The Securities and Exchange Commission (SEC) has taken legal action against Zera Financial and its co-founder Luis A. Romero, alleging that they raised over $2.28 million from approximately 168 investors, only for the funds to be “dissipated.” The complaint filed by the SEC accuses Zera and Romero of making false promises of 3% monthly returns, equivalent to more than 36% annual returns, on investments as low as $500. They also allegedly misled investors by claiming that investments in Zera were FDIC-insured, a statement that has been proven to be false.
The offering of Zera’s investment opportunity was promoted on various platforms, including the internet, an Instagram account, and even through an App available on Google Play and the App Store. Zera positioned itself as being powered by Fintech or a Banking as a Service provider.
In March of this year, the FDIC sent a cease and desist letter to Zera due to the inaccurate claims being made. While Zera removed the FDIC claims, they continued to portray the offering as a secure investment.
One of Romero’s tactics involved posing as an investor on Reddit, where he assured potential investors that Zera was a reputable and secure opportunity, highlighting the returns he had personally experienced.
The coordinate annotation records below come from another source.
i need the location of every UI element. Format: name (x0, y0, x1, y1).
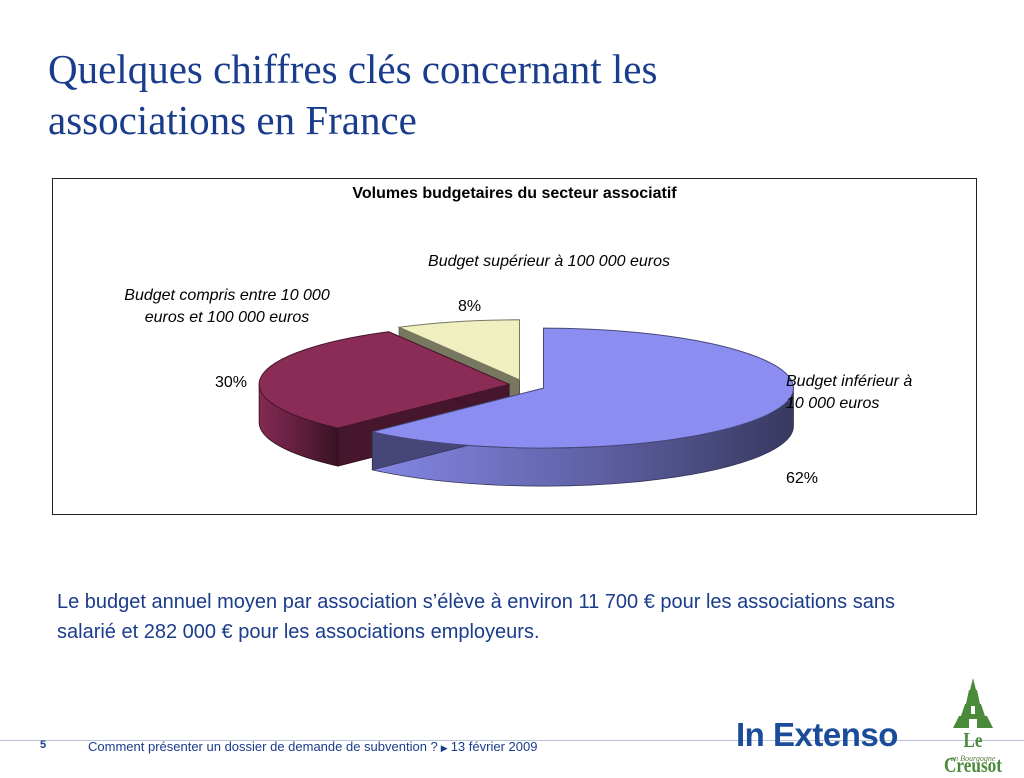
footer-date: 13 février 2009 (450, 739, 538, 754)
caption-text: Le budget annuel moyen par association s… (57, 591, 895, 643)
pie-slice-top-inferieur (372, 327, 794, 449)
footer-arrow-icon: ▶ (440, 743, 448, 753)
slice-label-compris: Budget compris entre 10 000 euros et 100… (124, 287, 330, 326)
chart-title: Volumes budgetaires du secteur associati… (352, 185, 677, 202)
slice-value-superieur: 8% (458, 298, 482, 315)
le-creusot-tower-icon (953, 678, 993, 728)
slice-value-inferieur: 62% (786, 470, 819, 487)
slide-title-line-1: Quelques chiffres clés concernant les (48, 46, 658, 92)
pie-slice-top-superieur (397, 319, 521, 381)
slice-label-inferieur: Budget inférieur à 10 000 euros (786, 373, 913, 412)
pie-chart-svg (258, 319, 794, 487)
page-number: 5 (40, 739, 47, 751)
footer-title: Comment présenter un dossier de demande … (88, 739, 438, 754)
pie-slice-top-compris (258, 331, 511, 429)
pie-chart: Volumes budgetaires du secteur associati… (52, 178, 977, 515)
in-extenso-logo: In Extenso (736, 716, 898, 753)
slice-value-compris: 30% (215, 374, 248, 391)
le-creusot-logo-subtitle: en Bourgogne (950, 754, 996, 763)
pie-slice-inferieur (371, 327, 794, 487)
slide-title: Quelques chiffres clés concernant les as… (48, 44, 948, 146)
slide-title-line-2: associations en France (48, 97, 417, 143)
slice-label-superieur: Budget supérieur à 100 000 euros (428, 253, 670, 270)
footer-text: Comment présenter un dossier de demande … (88, 739, 537, 754)
le-creusot-logo-text: Le Creusot (943, 728, 1003, 777)
footer-divider (0, 740, 1024, 741)
le-creusot-logo: Le Creusot en Bourgogne (925, 676, 1021, 777)
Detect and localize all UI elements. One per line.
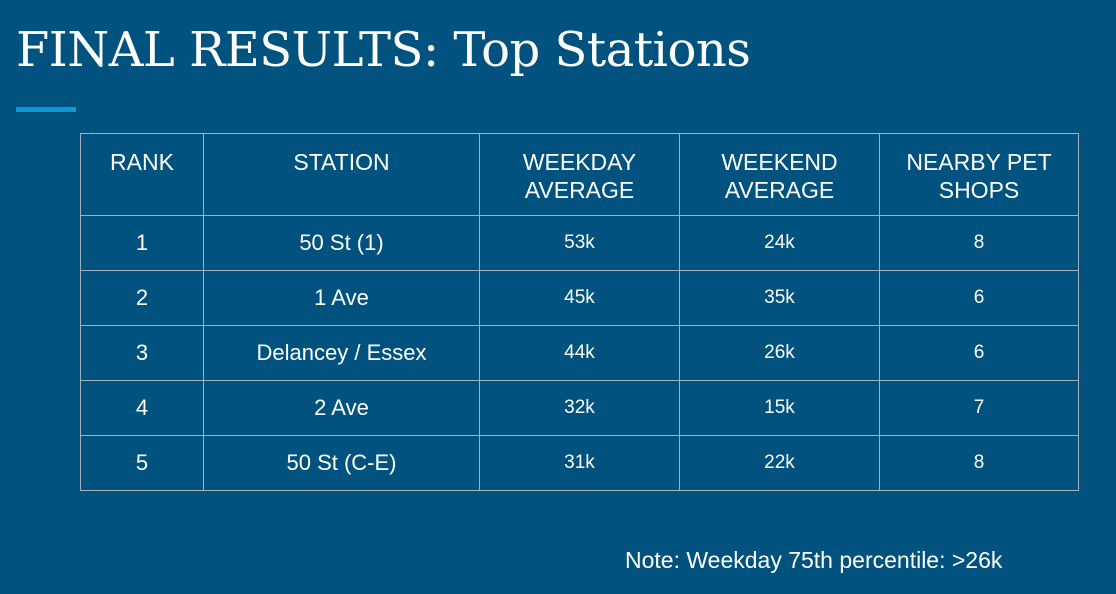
cell-weekday-average: 31k	[479, 435, 680, 491]
cell-rank: 2	[80, 270, 204, 326]
slide-title: FINAL RESULTS: Top Stations	[16, 22, 751, 78]
cell-rank: 4	[80, 380, 204, 436]
cell-pet-shops: 6	[879, 325, 1079, 381]
table-row: 5 50 St (C-E) 31k 22k 8	[80, 435, 1079, 491]
cell-weekend-average: 15k	[679, 380, 880, 436]
cell-rank: 3	[80, 325, 204, 381]
cell-station: 2 Ave	[203, 380, 480, 436]
cell-weekday-average: 53k	[479, 215, 680, 271]
table-row: 2 1 Ave 45k 35k 6	[80, 270, 1079, 326]
cell-weekday-average: 44k	[479, 325, 680, 381]
cell-pet-shops: 8	[879, 435, 1079, 491]
cell-weekend-average: 35k	[679, 270, 880, 326]
cell-pet-shops: 6	[879, 270, 1079, 326]
stations-table: RANK STATION WEEKDAY AVERAGE WEEKEND AVERA…	[80, 133, 1079, 491]
header-pet-shops-line-2: SHOPS	[938, 177, 1020, 203]
header-pet-shops-line-1: NEARBY PET	[906, 149, 1052, 175]
cell-pet-shops: 7	[879, 380, 1079, 436]
header-station: STATION	[203, 133, 480, 216]
header-weekday-line-1: WEEKDAY	[522, 149, 637, 175]
table-row: 4 2 Ave 32k 15k 7	[80, 380, 1079, 436]
title-accent-bar	[16, 107, 76, 112]
header-weekend-line-1: WEEKEND	[721, 149, 838, 175]
header-nearby-pet-shops: NEARBY PET SHOPS	[879, 133, 1079, 216]
table-row: 3 Delancey / Essex 44k 26k 6	[80, 325, 1079, 381]
cell-station: 50 St (C-E)	[203, 435, 480, 491]
footnote: Note: Weekday 75th percentile: >26k	[625, 547, 1003, 573]
cell-station: Delancey / Essex	[203, 325, 480, 381]
header-weekday-average: WEEKDAY AVERAGE	[479, 133, 680, 216]
header-weekday-line-2: AVERAGE	[524, 177, 635, 203]
cell-weekday-average: 32k	[479, 380, 680, 436]
cell-rank: 5	[80, 435, 204, 491]
cell-station: 50 St (1)	[203, 215, 480, 271]
cell-rank: 1	[80, 215, 204, 271]
table-header-row: RANK STATION WEEKDAY AVERAGE WEEKEND AVERA…	[80, 133, 1079, 216]
cell-weekday-average: 45k	[479, 270, 680, 326]
cell-weekend-average: 24k	[679, 215, 880, 271]
table-row: 1 50 St (1) 53k 24k 8	[80, 215, 1079, 271]
cell-station: 1 Ave	[203, 270, 480, 326]
header-weekend-average: WEEKEND AVERAGE	[679, 133, 880, 216]
cell-weekend-average: 22k	[679, 435, 880, 491]
header-weekend-line-2: AVERAGE	[724, 177, 835, 203]
header-rank: RANK	[80, 133, 204, 216]
cell-weekend-average: 26k	[679, 325, 880, 381]
cell-pet-shops: 8	[879, 215, 1079, 271]
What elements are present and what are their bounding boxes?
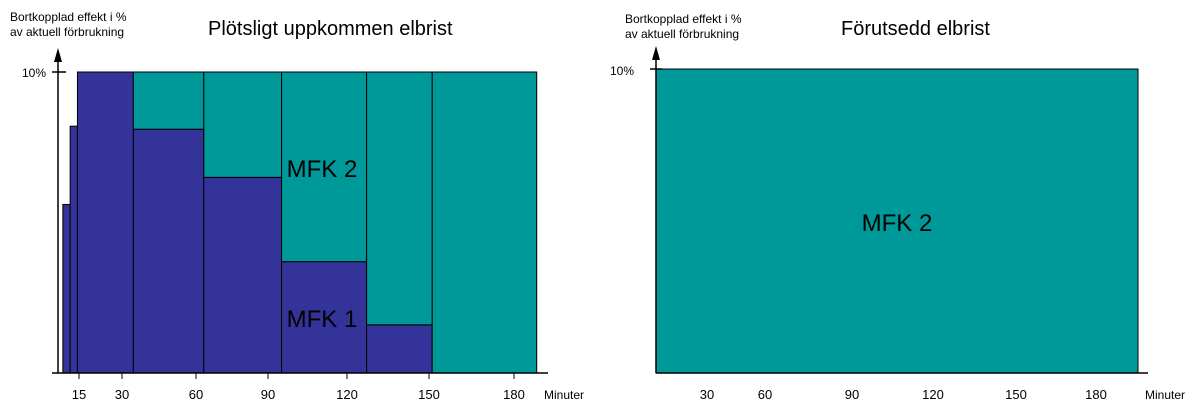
annotation-mfk2: MFK 2 xyxy=(287,156,358,183)
chart-plot: 10% 15 30 60 90 120 150 180 Minuter MFK 2 MFK 1 xyxy=(22,48,584,401)
y-axis-label-line-1: Bortkopplad effekt i % xyxy=(625,12,742,26)
bar-mfk1-4 xyxy=(203,176,283,374)
bar-mfk1-2 xyxy=(76,71,134,374)
bar-mfk2-0 xyxy=(132,71,205,130)
y-axis-label: Bortkopplad effekt i % av aktuell förbru… xyxy=(625,12,742,42)
x-tick-label: 180 xyxy=(1085,387,1107,401)
chart-plot: 10% 30 60 90 120 150 180 Minuter MFK 2 xyxy=(610,46,1185,401)
x-tick-label: 90 xyxy=(261,387,275,401)
bar-mfk2-2 xyxy=(281,71,368,263)
chart-title: Plötsligt uppkommen elbrist xyxy=(208,18,453,40)
chart-panel-sudden: Bortkopplad effekt i % av aktuell förbru… xyxy=(10,10,584,401)
annotation-mfk1: MFK 1 xyxy=(287,306,358,333)
y-axis-label: Bortkopplad effekt i % av aktuell förbru… xyxy=(10,10,127,40)
x-tick-label: 60 xyxy=(758,387,772,401)
x-tick-label: 30 xyxy=(115,387,129,401)
x-axis-label: Minuter xyxy=(544,388,584,401)
bar-mfk2-3 xyxy=(366,71,433,326)
y-tick-label: 10% xyxy=(610,64,634,78)
y-axis-arrow xyxy=(54,48,62,62)
x-tick-label: 60 xyxy=(189,387,203,401)
bar-mfk1-3 xyxy=(132,128,205,374)
bar-mfk1-5 xyxy=(281,261,368,374)
bar-mfk2-4 xyxy=(431,71,538,374)
bar-mfk1-1 xyxy=(69,125,78,374)
x-tick-label: 120 xyxy=(336,387,358,401)
x-tick-label: 180 xyxy=(503,387,525,401)
x-tick-label: 90 xyxy=(845,387,859,401)
y-axis-label-line-2: av aktuell förbrukning xyxy=(625,27,740,41)
bar-mfk1-0 xyxy=(62,203,71,374)
y-axis-label-line-1: Bortkopplad effekt i % xyxy=(10,10,127,24)
y-tick-label: 10% xyxy=(22,66,46,80)
x-tick-label: 120 xyxy=(922,387,944,401)
x-axis-label: Minuter xyxy=(1145,388,1185,401)
bar-mfk2-1 xyxy=(203,71,283,178)
x-tick-label: 150 xyxy=(1005,387,1027,401)
chart-title: Förutsedd elbrist xyxy=(841,18,990,40)
x-tick-label: 15 xyxy=(72,387,86,401)
chart-panel-foreseen: Bortkopplad effekt i % av aktuell förbru… xyxy=(600,0,1196,401)
x-tick-label: 30 xyxy=(700,387,714,401)
area-mfk2 xyxy=(655,68,1139,374)
annotation-mfk2: MFK 2 xyxy=(862,210,933,237)
y-axis-label-line-2: av aktuell förbrukning xyxy=(10,25,125,39)
x-tick-label: 150 xyxy=(418,387,440,401)
bar-mfk1-6 xyxy=(366,324,433,374)
y-axis-arrow xyxy=(652,46,660,60)
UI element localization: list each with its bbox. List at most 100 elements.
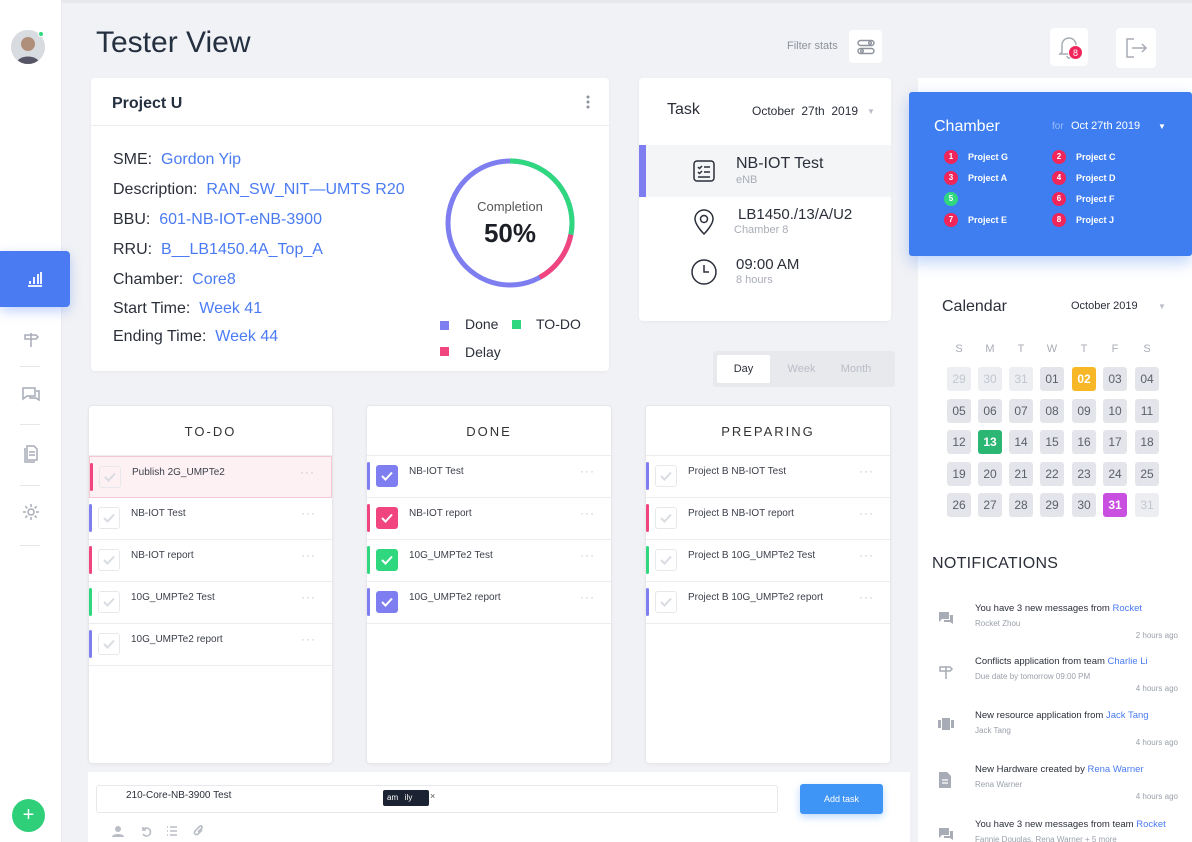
calendar-day[interactable]: 24 [1103, 461, 1127, 486]
add-button[interactable]: + [12, 799, 45, 832]
calendar-day[interactable]: 29 [947, 367, 971, 391]
task-checkbox[interactable] [376, 591, 398, 613]
calendar-day[interactable]: 09 [1072, 398, 1096, 423]
task-date[interactable]: October 27th 2019 [752, 104, 859, 118]
task-item[interactable]: 10G_UMPTe2 Test ··· [89, 582, 332, 624]
calendar-day[interactable]: 26 [947, 493, 971, 517]
sidebar-item-dashboard[interactable] [0, 251, 70, 307]
chamber-project-label[interactable]: Project A [968, 173, 1008, 183]
task-item[interactable]: 10G_UMPTe2 Test ··· [367, 540, 611, 582]
sidebar-item-signpost[interactable] [0, 312, 62, 368]
more-options-icon[interactable]: ··· [859, 464, 874, 478]
more-options-icon[interactable]: ··· [580, 464, 595, 478]
calendar-day[interactable]: 16 [1072, 430, 1096, 454]
task-checkbox[interactable] [655, 507, 677, 529]
tooltip-close-icon[interactable]: × [430, 791, 436, 801]
task-checkbox[interactable] [98, 633, 120, 655]
sidebar-item-settings[interactable] [0, 484, 62, 540]
more-options-icon[interactable]: ··· [859, 506, 874, 520]
calendar-month[interactable]: October 2019 [1071, 300, 1138, 312]
sidebar-item-documents[interactable] [0, 425, 62, 481]
tab-week[interactable]: Week [787, 363, 816, 375]
chamber-project-label[interactable]: Project E [968, 215, 1008, 225]
add-task-input[interactable]: 210-Core-NB-3900 Test am ily × [96, 785, 778, 813]
task-item[interactable]: Project B NB-IOT Test ··· [646, 456, 890, 498]
calendar-day[interactable]: 29 [1040, 493, 1064, 517]
calendar-day[interactable]: 11 [1135, 398, 1159, 423]
more-options-icon[interactable] [585, 94, 591, 110]
add-task-button[interactable]: Add task [800, 784, 883, 814]
calendar-day[interactable]: 30 [978, 367, 1002, 391]
calendar-day[interactable]: 22 [1040, 461, 1064, 486]
notification-item[interactable]: New resource application from Jack Tang J… [930, 710, 1180, 760]
calendar-day[interactable]: 23 [1072, 461, 1096, 486]
calendar-day[interactable]: 02 [1072, 367, 1096, 391]
task-checkbox[interactable] [655, 465, 677, 487]
notification-item[interactable]: New Hardware created by Rena Warner Rena … [930, 764, 1180, 814]
task-item[interactable]: NB-IOT report ··· [89, 540, 332, 582]
notification-link[interactable]: Rocket [1136, 819, 1166, 830]
more-options-icon[interactable]: ··· [301, 590, 316, 604]
more-options-icon[interactable]: ··· [859, 548, 874, 562]
task-checkbox[interactable] [98, 507, 120, 529]
calendar-day[interactable]: 08 [1040, 398, 1064, 423]
notification-link[interactable]: Rocket [1112, 603, 1143, 614]
sidebar-item-messages[interactable] [0, 366, 62, 422]
notification-link[interactable]: Jack Tang [1105, 710, 1149, 721]
notification-item[interactable]: You have 3 new messages from Rocket Rocke… [930, 603, 1180, 653]
calendar-day[interactable]: 31 [1103, 493, 1127, 517]
calendar-day[interactable]: 04 [1135, 367, 1159, 391]
more-options-icon[interactable]: ··· [580, 506, 595, 520]
calendar-day[interactable]: 07 [1009, 398, 1033, 423]
calendar-day[interactable]: 21 [1009, 461, 1033, 486]
notification-item[interactable]: Conflicts application from team Charlie … [930, 656, 1180, 706]
chamber-project-label[interactable]: Project G [968, 152, 1009, 162]
task-selected-row[interactable] [639, 145, 891, 197]
calendar-day[interactable]: 10 [1103, 398, 1127, 423]
calendar-day[interactable]: 18 [1135, 430, 1159, 454]
task-checkbox[interactable] [655, 549, 677, 571]
chevron-down-icon[interactable]: ▼ [867, 107, 875, 116]
calendar-day[interactable]: 17 [1103, 430, 1127, 454]
chevron-down-icon[interactable]: ▼ [1158, 122, 1166, 131]
task-item[interactable]: 10G_UMPTe2 report ··· [89, 624, 332, 666]
chamber-date[interactable]: Oct 27th 2019 [1071, 120, 1141, 132]
task-item[interactable]: Project B 10G_UMPTe2 report ··· [646, 582, 890, 624]
chamber-project-label[interactable]: Project F [1076, 194, 1115, 204]
chamber-project-label[interactable]: Project D [1076, 173, 1116, 183]
task-checkbox[interactable] [376, 507, 398, 529]
task-item[interactable]: NB-IOT report ··· [367, 498, 611, 540]
more-options-icon[interactable]: ··· [301, 548, 316, 562]
more-options-icon[interactable]: ··· [580, 590, 595, 604]
notification-link[interactable]: Rena Warner [1087, 764, 1144, 775]
task-checkbox[interactable] [98, 591, 120, 613]
calendar-day[interactable]: 13 [978, 430, 1002, 454]
more-options-icon[interactable]: ··· [300, 465, 315, 479]
task-item[interactable]: Project B NB-IOT report ··· [646, 498, 890, 540]
calendar-day[interactable]: 31 [1009, 367, 1033, 391]
tab-day[interactable]: Day [717, 355, 770, 383]
notification-item[interactable]: You have 3 new messages from team Rocket… [930, 819, 1180, 842]
task-checkbox[interactable] [98, 549, 120, 571]
calendar-day[interactable]: 27 [978, 493, 1002, 517]
task-checkbox[interactable] [376, 549, 398, 571]
calendar-day[interactable]: 15 [1040, 430, 1064, 454]
task-item[interactable]: Publish 2G_UMPTe2 ··· [89, 456, 332, 498]
calendar-day[interactable]: 30 [1072, 493, 1096, 517]
filter-stats-button[interactable] [849, 30, 882, 63]
calendar-day[interactable]: 20 [978, 461, 1002, 486]
calendar-day[interactable]: 28 [1009, 493, 1033, 517]
undo-icon[interactable] [140, 825, 152, 837]
calendar-day[interactable]: 14 [1009, 430, 1033, 454]
calendar-day[interactable]: 01 [1040, 367, 1064, 391]
task-item[interactable]: NB-IOT Test ··· [89, 498, 332, 540]
calendar-day[interactable]: 05 [947, 398, 971, 423]
task-checkbox[interactable] [655, 591, 677, 613]
task-item[interactable]: NB-IOT Test ··· [367, 456, 611, 498]
more-options-icon[interactable]: ··· [859, 590, 874, 604]
chevron-down-icon[interactable]: ▼ [1158, 302, 1166, 311]
list-icon[interactable] [166, 825, 178, 837]
notifications-button[interactable]: 8 [1050, 28, 1088, 66]
task-item[interactable]: Project B 10G_UMPTe2 Test ··· [646, 540, 890, 582]
more-options-icon[interactable]: ··· [301, 506, 316, 520]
According to the complaint, Romero diverted some of the investor funds into personal accounts and three crypto accounts, using the money for personal expenses such as equestrian products, tropical fish, furniture, apartment rent, and car payments. He also transferred around $61,000 of investor funds to a church and withdrew over $710,000 in cash from the Zera accounts.
As a response to the SEC’s allegations, a court has granted emergency relief against Zera and Romero, which includes a temporary restraining order and an order for freezing assets. A hearing regarding the case is scheduled for October 11, 2023.